Or, si des particuliers avaient profité de faux actes simulés par des colons fuyant la proscription, pour se prétendre propriétaires de biens qui revenaient aux domaines publics, il faut reconnaître aussi qu’après tant de troubles, d’incendies, de révolutions dans le pays, il devait s’en trouver qui étaient démunis de leurs titres, qui n’avaient que des actes d’enquête à exhiber pour prouver leurs droits par une ancienne possession. Dans la formation de ces actes, il a pu se présenter encore de fausses attestations : delà la propension naturelle de l’administration à douter de tous, parce qu’avec son esprit fiscal, commun à toutes les administrations, elle devait vouloir tout retenir pour l’Etat.

C’est toujours une matière délicate que celle concernant la propriété : il suffit souvent d’une seule injustice caractérisée, de la part d’un gouvernement qui agit dans de telles circonstances, pour faire croire aux populations que toues ses décisions sont entachées de partialité. Un gouvernement bienveillant doit se conduire à cet égard avec beaucoup de prudence. Jugez donc lorsqu’il apparaît à chacun, comme animé d’un sentiment hostile contre les personnes, les propriétaires ; lorsqu’il ne met pas dans ses procédés, ces formes qui font souffrir avec résignation une dépossession ; lorsqu’il heurte la conscience publique en faisant parade de ses baïonnettes et de ses bouches à feu, et qu’on lui suppose des desseins, des désirs homicides !

Le 8 septembre, le jour même de son départ des Cayes, Dessalines adressa deux autres lettres a Inginac, — l’une par rapport aux papiers de Gefîrard qu’il devait expédier à Marchand, — l’autre pour lui ordonner de vérifier les titres de propriété. Il lui disait :

« Vous demanderez l’exhibition de tous les titres de propriété relatifs aux maisons, qui ont été déjà remises pendant mon séjour en cette ville, pour confirmer leurs propriétaires en possession d’icelles ; et ceux qui ne l’ont pas été encore doivent être astreints à votre examen, afin de vous assurer des véritables propriétaires qui seront par vous renvoyés également en jouissance de leurs biens, et vous ordonnerez de réunir aux domaines de l’Etat, les propriétés dont les titres des réclamans vous paraîtront illégaux, et ensuite vous m’en aviserez. J’ai ordonné à l’adjudant-général Papalier de vous fournir tous les moyens nécessaires dans vos opérations, tant en baïonnettes qu’en bouches à feu, si le cas le requiert. Je me plais à croire, Monsieur, que vous mettrez toute l’exactitude que je vous connais dans l’exécution du présent ordre. »

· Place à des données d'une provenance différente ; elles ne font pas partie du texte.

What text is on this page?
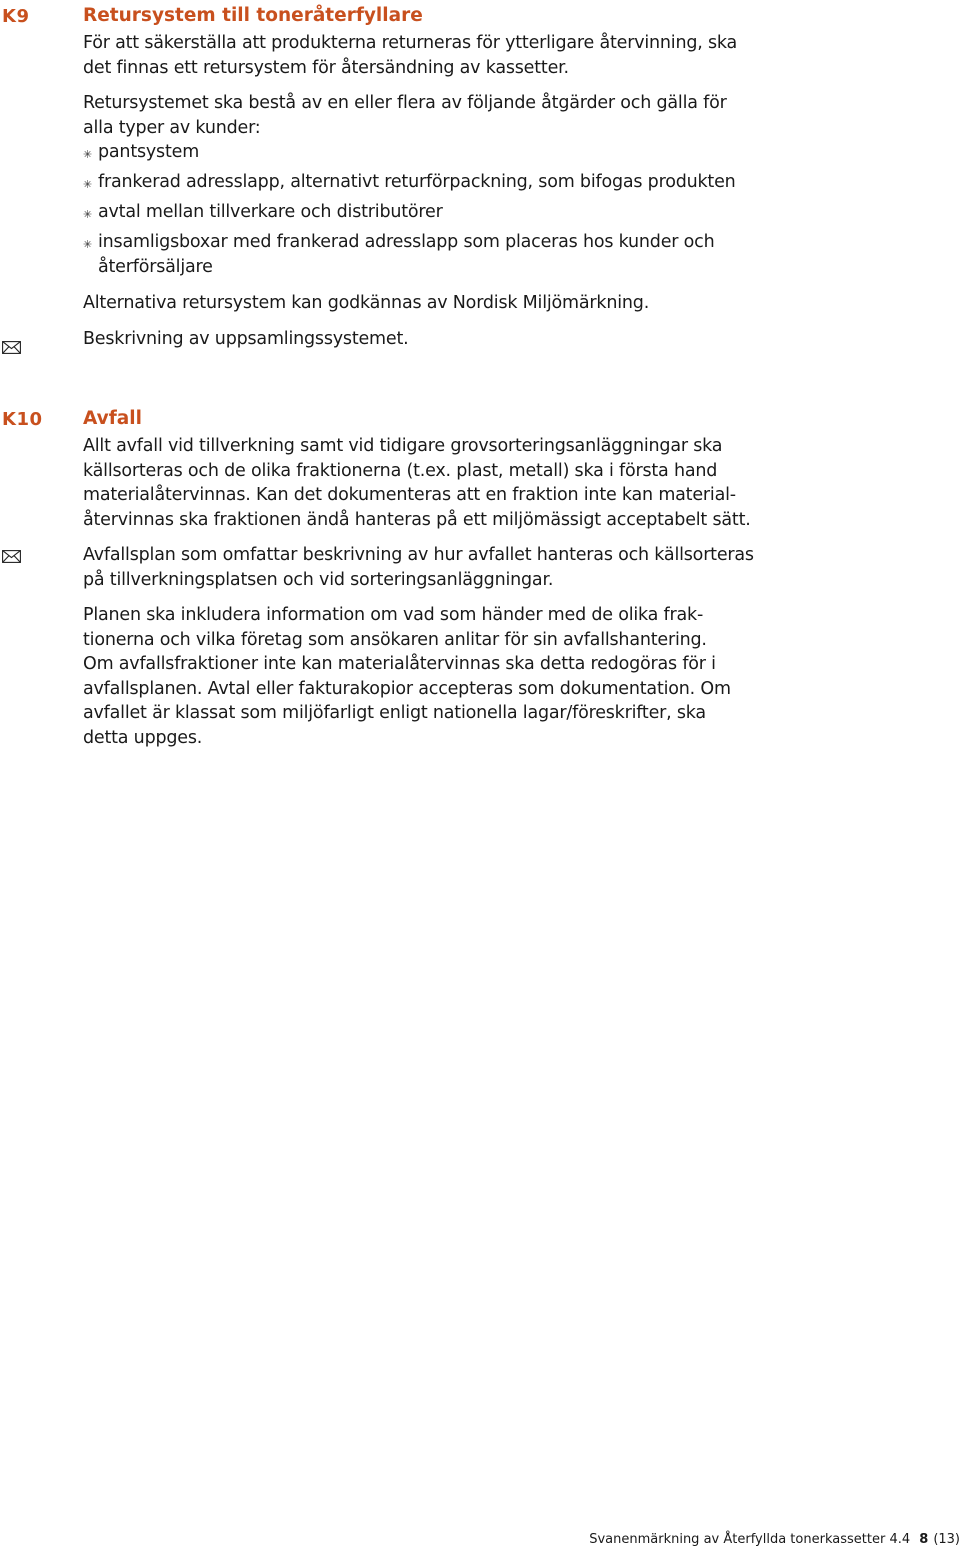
K9	Retursystem till toneråterfyllare

För att säkerställa att produkterna returneras för ytterligare återvinning, ska
det finnas ett retursystem för återsändning av kassetter.

Retursystemet ska bestå av en eller flera av följande åtgärder och gälla för
alla typer av kunder:

✳ pantsystem
✳ frankerad adresslapp, alternativt returförpackning, som bifogas produkten
✳ avtal mellan tillverkare och distributörer
✳ insamligsboxar med frankerad adresslapp som placeras hos kunder och
återförsäljare

Alternativa retursystem kan godkännas av Nordisk Miljömärkning.

Beskrivning av uppsamlingssystemet.

K10 Avfall

Allt avfall vid tillverkning samt vid tidigare grovsorteringsanläggningar ska
källsorteras och de olika fraktionerna (t.ex. plast, metall) ska i första hand
materialåtervinnas. Kan det dokumenteras att en fraktion inte kan material-
återvinnas ska fraktionen ändå hanteras på ett miljömässigt acceptabelt sätt.

Avfallsplan som omfattar beskrivning av hur avfallet hanteras och källsorteras
på tillverkningsplatsen och vid sorteringsanläggningar.

Planen ska inkludera information om vad som händer med de olika frak-
tionerna och vilka företag som ansökaren anlitar för sin avfallshantering.
Om avfallsfraktioner inte kan materialåtervinnas ska detta redogöras för i
avfallsplanen. Avtal eller fakturakopior accepteras som dokumentation. Om
avfallet är klassat som miljöfarligt enligt nationella lagar/föreskrifter, ska
detta uppges.

Svanenmärkning av Återfyllda tonerkassetter 4.4 8 (13)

L’historien auquel nous empruntons cette lettre, ajoute :

« Inginac exécutera ces deux ordres avec tant de vigueur (peut-être de rigueur aussi), qu’il soulèvera contre lui l’animadversion de toute la population des Cayes.[23] »

Les deux notes que nous possédons sur les événemens survenus alors, s’accordent également à dire, — l’une : « que dans l’examen des titres de propriété, il y eut beaucoup d’injustices ; » — l’autre : « des actes révoltans furent commis contre la possession non-interrompue de propriétés patrimoniales d’un grand nombre d’habitans indigènes de ce département (du Sud), en faisant réunir aux domaines de l’Etat leurs biens, par cela qu’ils ne pouvaient exhiber les titres qui avaient été perdus dans la révolution.[24] »

Si, en partant des Cayes, Dessalines chargea Inginac de confirmer les titres qu’il avait admis lui-même, d’examiner tous autres ; s’il y eut injustice et dépossession, l’empereur d’abord, pour les titres non admis par lui, Inginac ensuite, pour tous autres dans ce cas, en furent les auteurs. C’est ce que nous qualifions excès de zèle de la part de ce dernier.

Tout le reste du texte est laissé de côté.